Chapter 8 deals with the treatment of electronic organisers or PDAs. This category of device, in practice, has been replaced by the smart phone (e.g. the Apple iPhone) and it is a pity that there is no information on how information held on mobile phones should be forensically examined. Inferences can be drawn on how a mobile phone should be forensically examined but this is a clear and serious omission.

Chapter 9 points to the problems which forensic computing experts are encountering as computer technology develops. The authors are frankly nervous and do not offer a solution to the problem which are arising owing to the huge increase in storage capacity. It is no longer practical or sensible to attempt to study digital media without the use of specialist tools since the volume of data is just too large and cannot be successfully interpreted without such help. But there is no register or accreditation of such tools and the fact that the authors have had to divine the operation of NTFS by experiments rather than by reference to definitive materials strongly suggests that this is a problem which is not going to go away. A further problem arises because of the legal and ethical issues arising from imaging very large disks. The situation has leapt into the news recently with the attempt by forensic expert Jim Bates to get 87 hard disks containing legally privileged material back from Avon and Somerset police (see here )

There is a ten page bibliography, 80 pages of appendices and a 19 page glossary.

All in all this is a useful but dated guide to the discipline.
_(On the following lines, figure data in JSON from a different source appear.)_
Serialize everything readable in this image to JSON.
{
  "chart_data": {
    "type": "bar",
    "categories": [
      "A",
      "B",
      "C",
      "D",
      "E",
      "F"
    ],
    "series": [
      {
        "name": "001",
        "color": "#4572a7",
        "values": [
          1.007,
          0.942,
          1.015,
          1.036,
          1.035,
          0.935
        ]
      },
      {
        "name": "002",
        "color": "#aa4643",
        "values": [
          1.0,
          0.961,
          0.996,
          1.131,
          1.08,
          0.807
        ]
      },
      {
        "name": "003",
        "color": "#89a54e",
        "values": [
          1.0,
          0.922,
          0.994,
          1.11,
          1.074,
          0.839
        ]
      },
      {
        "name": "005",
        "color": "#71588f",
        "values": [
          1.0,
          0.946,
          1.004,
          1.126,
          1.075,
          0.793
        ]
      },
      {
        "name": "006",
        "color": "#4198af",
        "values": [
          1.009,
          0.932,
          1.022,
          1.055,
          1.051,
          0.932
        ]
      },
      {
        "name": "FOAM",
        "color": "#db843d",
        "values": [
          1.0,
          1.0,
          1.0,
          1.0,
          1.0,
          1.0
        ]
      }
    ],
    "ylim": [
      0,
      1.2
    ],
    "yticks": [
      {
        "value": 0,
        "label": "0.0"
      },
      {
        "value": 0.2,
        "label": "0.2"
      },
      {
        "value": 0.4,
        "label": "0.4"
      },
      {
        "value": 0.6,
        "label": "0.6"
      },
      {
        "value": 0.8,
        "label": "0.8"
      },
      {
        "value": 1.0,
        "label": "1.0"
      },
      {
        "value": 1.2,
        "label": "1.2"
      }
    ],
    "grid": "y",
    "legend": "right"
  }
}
But it needs to be dematerialised into an eBook and then developed as a Wiki for use by registered (and security cleared) forensic computing practitioners. Only then will it be possible for the text to be updated with contemporary materials, with active links to definitive documentation. I find it shocking that the authors have not been given access to definitive documents from Microsoft regarding the exact operation of the NTFS and are having to write their text on the basis of experiments rather than specifications. I find it of great concern that there is no testing and certification procedure for forensic tools which are now used on a daily basis in presenting evidence in the courtroom in child pornography cases.

The new challenge for forensic computing experts are coming from "cloud computing" and the integration of location services into mobile systems and daemons. Cloud computing means that vast data storage is moving out of the beige boxes and into offshore data centres connected over the internet. Location services mean that mobile phone cell site analysis is an important part of many cases since everyone has a mobile phone and this provides tracking data. Modern shop tills today contain accurate digital clocks so even the simplest paper receipt can provide location evidence to convict or acquit an accused. Daemons, automated programs running on zombie computers, are responsible for the tsunami of spam and malware plaguing internet users worldwide as well as the automated call services we all know and hate. At current growth rates, they will be the majority users of the internet by next year. Truly the forensic computing expert is living in interesting times.